Saturday, June 28, 2008

Mythbusters-busters


A couple of days ago a local U.S. Representative (who, because I don't want this to be a political post, shall remain anonymous) sent me an e-mail exposing what he called energy "myths." One of his purported myths was that increased U.S. oil and gas production would lower energy prices. His argument went as follows: there is more oil drilling in the U.S. now than when oil prices started ramping-up; thus, we see that opening more areas to oil production can not lead to lower prices.

BZZZZ, Congressman. It's time for you to attend some remedial study-sessions for my Principles of Economics class. As the above diagram shows, if supply technology for oil production remains the same (the Supply curve) but demand for oil sustains a shift in underlying demand conditions (from D to D+) the result will be both higher market prices and and more production. Such a demand shift is undoubtedly consistent with rapid industrialization of countries such as China and India. If, on the other hand, the conditions and technology of supply change so as to shift the supply curve to the right, then there will be downward pressure on price together with increased production. What would cause such a supply shift to the right? An obvious example would be discrete changes in regulatory policy that open new areas to exploration and development (that is, more areas open to drilling). Florida politicians may want to continue to argue that, unlike residents of Texas, Louisiana, California, Scotland, Norway, and so forth that our citizens are specially entitled to consume energy resources without having to look at oil platforms on the horizons, but you can't make that argument on a misunderstanding about the difference between movement along a supply curve and a shift in the supply curve. You can argue about how large the price response from increased areas for U.S. oil exploration and production would be, but that's a different question, and one that is difficult to answer in advance: MYTHBUSTED - BUSTED.

Furthermore, to pursue the broader purpose of this blog, I wonder whether we can find in Christian theology any rationale for Florida's "special" status not only in avoiding offshore drilling but also in not having a great deal of energy infrastructure such as refineries and pipelines. I recall that several local Christian pastors argued that if residents of Tallahassee weren't willing to allow coal fired power plants in our backyard, we shouldn't be proposing to build them elsewhere and then import the electricity. I think that there's something to that argument. Residents of Tallahassee arguably pay a premium in our electric bills from our "anti-coal" requirements, and I think that there is a Christian case to be made that we shouldn't try to avoid that cost by exporting that externality to other people.
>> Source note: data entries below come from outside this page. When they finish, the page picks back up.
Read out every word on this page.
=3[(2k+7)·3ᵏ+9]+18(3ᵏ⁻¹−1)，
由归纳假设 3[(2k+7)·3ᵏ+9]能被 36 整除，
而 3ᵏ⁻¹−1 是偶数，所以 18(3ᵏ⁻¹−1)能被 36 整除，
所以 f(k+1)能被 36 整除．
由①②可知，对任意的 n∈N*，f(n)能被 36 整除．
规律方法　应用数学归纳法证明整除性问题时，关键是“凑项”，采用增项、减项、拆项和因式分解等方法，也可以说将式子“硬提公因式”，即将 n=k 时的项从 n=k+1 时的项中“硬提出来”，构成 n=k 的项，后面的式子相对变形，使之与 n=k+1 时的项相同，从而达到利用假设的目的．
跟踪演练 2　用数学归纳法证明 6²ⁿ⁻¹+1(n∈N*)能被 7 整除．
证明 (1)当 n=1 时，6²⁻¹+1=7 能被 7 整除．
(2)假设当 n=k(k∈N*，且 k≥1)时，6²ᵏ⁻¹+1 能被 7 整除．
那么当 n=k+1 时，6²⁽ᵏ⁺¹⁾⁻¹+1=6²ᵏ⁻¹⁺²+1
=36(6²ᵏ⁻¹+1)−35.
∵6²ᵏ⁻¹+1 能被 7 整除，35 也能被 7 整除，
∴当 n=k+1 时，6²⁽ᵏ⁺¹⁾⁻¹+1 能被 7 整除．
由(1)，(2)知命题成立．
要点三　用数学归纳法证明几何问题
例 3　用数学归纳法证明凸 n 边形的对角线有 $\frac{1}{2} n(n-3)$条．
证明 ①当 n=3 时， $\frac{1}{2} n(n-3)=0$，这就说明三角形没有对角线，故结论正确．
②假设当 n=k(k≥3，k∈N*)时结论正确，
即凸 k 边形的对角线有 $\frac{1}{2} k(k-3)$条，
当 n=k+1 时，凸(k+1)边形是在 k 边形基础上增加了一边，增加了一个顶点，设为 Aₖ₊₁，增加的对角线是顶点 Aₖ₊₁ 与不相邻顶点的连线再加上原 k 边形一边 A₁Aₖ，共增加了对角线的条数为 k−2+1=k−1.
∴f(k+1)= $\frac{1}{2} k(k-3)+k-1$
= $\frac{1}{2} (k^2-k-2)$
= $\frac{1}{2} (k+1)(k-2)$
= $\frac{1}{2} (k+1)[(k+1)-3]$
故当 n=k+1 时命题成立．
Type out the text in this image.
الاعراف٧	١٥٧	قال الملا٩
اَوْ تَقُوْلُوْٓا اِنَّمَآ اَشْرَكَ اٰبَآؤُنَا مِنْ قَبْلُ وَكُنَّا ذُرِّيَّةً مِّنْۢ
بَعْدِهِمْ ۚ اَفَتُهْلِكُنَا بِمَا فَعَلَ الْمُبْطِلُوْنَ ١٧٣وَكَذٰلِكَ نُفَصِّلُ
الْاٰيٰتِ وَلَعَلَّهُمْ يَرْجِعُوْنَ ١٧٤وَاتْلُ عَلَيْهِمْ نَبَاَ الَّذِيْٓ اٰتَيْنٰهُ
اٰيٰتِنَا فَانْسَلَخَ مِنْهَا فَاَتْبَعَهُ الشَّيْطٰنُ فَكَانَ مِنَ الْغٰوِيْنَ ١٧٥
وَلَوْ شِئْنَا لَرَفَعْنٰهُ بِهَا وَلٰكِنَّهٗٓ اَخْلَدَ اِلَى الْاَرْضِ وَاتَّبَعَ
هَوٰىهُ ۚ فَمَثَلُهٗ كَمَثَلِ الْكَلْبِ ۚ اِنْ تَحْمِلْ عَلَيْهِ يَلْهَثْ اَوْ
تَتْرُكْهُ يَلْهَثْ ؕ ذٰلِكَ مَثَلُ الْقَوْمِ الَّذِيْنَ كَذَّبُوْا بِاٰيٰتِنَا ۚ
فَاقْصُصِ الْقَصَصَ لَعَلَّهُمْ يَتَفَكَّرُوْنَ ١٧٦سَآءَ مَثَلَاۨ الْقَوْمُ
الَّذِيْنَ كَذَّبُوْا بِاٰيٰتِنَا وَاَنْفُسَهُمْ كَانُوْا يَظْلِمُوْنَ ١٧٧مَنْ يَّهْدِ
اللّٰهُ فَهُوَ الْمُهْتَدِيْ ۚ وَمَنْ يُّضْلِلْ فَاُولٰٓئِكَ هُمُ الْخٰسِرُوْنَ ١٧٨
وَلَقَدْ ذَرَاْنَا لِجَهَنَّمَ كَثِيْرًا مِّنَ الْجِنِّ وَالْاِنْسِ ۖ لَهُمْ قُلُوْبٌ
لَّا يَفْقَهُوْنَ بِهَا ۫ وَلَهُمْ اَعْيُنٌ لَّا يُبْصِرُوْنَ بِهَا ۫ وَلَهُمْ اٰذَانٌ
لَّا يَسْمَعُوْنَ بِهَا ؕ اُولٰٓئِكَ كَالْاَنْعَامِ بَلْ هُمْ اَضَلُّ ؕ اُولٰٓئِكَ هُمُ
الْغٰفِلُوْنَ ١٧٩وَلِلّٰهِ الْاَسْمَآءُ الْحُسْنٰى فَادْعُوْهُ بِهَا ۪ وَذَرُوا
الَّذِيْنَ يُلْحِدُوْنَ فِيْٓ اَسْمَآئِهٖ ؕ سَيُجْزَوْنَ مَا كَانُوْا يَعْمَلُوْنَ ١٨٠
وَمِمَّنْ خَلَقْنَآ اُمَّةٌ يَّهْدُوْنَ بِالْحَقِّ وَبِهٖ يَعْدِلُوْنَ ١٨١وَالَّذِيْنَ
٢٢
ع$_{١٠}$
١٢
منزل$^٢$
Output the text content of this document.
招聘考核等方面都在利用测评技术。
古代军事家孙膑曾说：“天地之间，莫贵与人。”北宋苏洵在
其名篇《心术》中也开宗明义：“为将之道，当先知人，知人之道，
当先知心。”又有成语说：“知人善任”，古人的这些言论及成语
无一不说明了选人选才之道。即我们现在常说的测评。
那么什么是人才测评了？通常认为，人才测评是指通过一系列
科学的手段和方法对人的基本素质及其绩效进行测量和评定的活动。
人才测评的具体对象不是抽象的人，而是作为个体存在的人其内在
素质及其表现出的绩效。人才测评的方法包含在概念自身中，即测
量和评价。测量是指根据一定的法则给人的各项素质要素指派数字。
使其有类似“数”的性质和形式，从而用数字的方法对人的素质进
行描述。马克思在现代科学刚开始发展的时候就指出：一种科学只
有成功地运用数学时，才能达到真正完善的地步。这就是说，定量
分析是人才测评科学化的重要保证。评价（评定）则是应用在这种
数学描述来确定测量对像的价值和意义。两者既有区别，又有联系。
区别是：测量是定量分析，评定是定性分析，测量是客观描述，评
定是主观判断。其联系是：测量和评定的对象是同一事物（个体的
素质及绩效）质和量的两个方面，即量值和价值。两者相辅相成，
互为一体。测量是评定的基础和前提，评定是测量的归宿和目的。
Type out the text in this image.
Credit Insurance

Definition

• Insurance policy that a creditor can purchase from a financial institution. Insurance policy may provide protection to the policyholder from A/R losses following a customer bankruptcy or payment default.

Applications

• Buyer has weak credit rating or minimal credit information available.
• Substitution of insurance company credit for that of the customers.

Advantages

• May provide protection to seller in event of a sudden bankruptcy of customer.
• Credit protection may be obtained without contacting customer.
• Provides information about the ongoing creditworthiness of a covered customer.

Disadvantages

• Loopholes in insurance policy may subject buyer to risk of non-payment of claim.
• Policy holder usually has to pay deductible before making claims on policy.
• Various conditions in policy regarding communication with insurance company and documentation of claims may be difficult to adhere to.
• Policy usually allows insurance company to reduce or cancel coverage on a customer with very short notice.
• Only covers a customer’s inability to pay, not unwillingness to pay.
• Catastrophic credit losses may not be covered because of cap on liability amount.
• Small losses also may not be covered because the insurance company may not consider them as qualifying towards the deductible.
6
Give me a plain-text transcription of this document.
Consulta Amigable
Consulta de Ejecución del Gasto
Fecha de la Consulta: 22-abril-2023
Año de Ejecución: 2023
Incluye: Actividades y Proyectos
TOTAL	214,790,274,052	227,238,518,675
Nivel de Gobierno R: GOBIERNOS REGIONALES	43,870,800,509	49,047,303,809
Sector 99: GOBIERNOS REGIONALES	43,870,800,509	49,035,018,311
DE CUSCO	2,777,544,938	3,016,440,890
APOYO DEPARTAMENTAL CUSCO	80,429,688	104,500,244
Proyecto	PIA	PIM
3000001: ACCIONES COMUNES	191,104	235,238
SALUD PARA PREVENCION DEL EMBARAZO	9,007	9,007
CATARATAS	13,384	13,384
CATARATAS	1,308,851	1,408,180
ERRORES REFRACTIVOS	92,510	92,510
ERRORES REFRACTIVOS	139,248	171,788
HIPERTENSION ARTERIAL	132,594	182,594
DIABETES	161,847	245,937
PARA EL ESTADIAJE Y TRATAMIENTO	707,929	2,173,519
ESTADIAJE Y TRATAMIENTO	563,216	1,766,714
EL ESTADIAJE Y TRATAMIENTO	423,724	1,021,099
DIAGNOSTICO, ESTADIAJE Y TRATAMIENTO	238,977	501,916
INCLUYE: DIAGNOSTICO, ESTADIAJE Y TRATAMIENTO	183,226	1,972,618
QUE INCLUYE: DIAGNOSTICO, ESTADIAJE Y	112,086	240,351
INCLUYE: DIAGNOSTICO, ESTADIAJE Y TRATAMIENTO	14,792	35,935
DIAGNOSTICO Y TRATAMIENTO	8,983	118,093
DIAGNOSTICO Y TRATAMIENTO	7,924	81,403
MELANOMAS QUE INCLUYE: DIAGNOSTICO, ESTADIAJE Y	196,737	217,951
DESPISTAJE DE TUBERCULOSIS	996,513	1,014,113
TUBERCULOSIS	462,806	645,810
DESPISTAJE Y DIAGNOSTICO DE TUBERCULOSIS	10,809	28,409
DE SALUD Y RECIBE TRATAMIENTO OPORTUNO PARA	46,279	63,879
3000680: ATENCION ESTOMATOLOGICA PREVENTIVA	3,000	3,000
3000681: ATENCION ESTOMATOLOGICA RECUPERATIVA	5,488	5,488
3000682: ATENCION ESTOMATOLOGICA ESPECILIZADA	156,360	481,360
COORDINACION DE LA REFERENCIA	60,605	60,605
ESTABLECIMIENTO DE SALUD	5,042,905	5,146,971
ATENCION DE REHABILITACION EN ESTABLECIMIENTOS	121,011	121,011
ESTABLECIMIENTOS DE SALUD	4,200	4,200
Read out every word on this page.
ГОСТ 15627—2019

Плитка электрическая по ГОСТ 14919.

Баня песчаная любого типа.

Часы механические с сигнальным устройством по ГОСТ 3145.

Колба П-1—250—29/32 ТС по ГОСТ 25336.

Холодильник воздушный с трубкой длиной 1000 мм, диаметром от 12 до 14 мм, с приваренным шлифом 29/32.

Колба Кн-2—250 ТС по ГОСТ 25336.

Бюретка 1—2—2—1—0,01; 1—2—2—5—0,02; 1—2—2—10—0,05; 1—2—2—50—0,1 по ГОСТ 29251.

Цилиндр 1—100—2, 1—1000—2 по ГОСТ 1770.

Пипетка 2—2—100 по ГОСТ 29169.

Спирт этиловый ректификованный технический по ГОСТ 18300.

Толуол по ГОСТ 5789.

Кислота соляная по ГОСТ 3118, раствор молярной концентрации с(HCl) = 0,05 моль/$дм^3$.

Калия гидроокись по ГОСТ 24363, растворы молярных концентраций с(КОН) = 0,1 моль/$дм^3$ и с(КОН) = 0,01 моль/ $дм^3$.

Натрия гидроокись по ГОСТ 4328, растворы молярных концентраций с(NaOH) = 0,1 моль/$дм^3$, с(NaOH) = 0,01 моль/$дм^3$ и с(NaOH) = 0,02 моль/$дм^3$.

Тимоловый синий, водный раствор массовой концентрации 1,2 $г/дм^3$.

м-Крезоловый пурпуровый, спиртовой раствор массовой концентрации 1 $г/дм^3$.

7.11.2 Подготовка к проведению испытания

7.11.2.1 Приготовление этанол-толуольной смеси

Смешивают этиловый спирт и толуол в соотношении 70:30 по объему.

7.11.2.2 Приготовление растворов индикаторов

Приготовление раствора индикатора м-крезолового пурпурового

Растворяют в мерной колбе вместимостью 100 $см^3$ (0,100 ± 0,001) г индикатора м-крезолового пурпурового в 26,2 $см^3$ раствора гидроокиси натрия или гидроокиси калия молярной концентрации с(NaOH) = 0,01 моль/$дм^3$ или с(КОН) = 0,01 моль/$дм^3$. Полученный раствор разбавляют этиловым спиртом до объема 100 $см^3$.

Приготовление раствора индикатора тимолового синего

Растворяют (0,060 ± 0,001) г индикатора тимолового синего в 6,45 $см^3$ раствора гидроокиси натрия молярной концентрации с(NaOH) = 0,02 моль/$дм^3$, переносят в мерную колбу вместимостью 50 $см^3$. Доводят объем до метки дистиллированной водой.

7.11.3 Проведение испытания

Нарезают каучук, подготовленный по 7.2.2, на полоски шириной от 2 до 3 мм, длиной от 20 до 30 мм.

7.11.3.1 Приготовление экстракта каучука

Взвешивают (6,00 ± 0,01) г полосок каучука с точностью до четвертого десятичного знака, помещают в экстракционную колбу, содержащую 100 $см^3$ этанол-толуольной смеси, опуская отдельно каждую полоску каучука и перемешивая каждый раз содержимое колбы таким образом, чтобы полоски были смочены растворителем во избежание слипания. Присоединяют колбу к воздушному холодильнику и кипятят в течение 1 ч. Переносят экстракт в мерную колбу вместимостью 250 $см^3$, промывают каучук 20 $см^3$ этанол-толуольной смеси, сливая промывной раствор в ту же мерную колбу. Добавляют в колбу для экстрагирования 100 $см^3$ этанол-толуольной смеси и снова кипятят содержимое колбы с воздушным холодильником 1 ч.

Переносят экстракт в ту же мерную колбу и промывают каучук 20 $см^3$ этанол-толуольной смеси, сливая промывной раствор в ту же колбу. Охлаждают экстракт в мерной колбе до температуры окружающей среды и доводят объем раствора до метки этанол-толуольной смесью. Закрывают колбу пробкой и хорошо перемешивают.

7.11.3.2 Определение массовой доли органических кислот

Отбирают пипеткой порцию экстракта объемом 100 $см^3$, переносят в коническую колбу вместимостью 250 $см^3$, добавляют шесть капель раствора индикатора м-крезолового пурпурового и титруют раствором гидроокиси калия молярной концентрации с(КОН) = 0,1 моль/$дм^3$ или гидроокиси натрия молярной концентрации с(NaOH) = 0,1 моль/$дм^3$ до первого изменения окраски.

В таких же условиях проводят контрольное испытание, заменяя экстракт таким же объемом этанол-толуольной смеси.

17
There is likewise a serious thought-experiment as to whether residents of Florida's coastal areas should be willing to pay a differential tax to help other people who could benefit from lower energy prices from off-shore Florida drilling.

By the way, before the Congressman's staff figures out whose e-mail I'm talking about and rushes to send me a comment that a supply/demand model is inapplicable because of OPEC, it's pretty obvious that OPEC does not have the power to "fix" the price of crude oil in the sense that it can eradicate the upward slope of the effective world supply curve.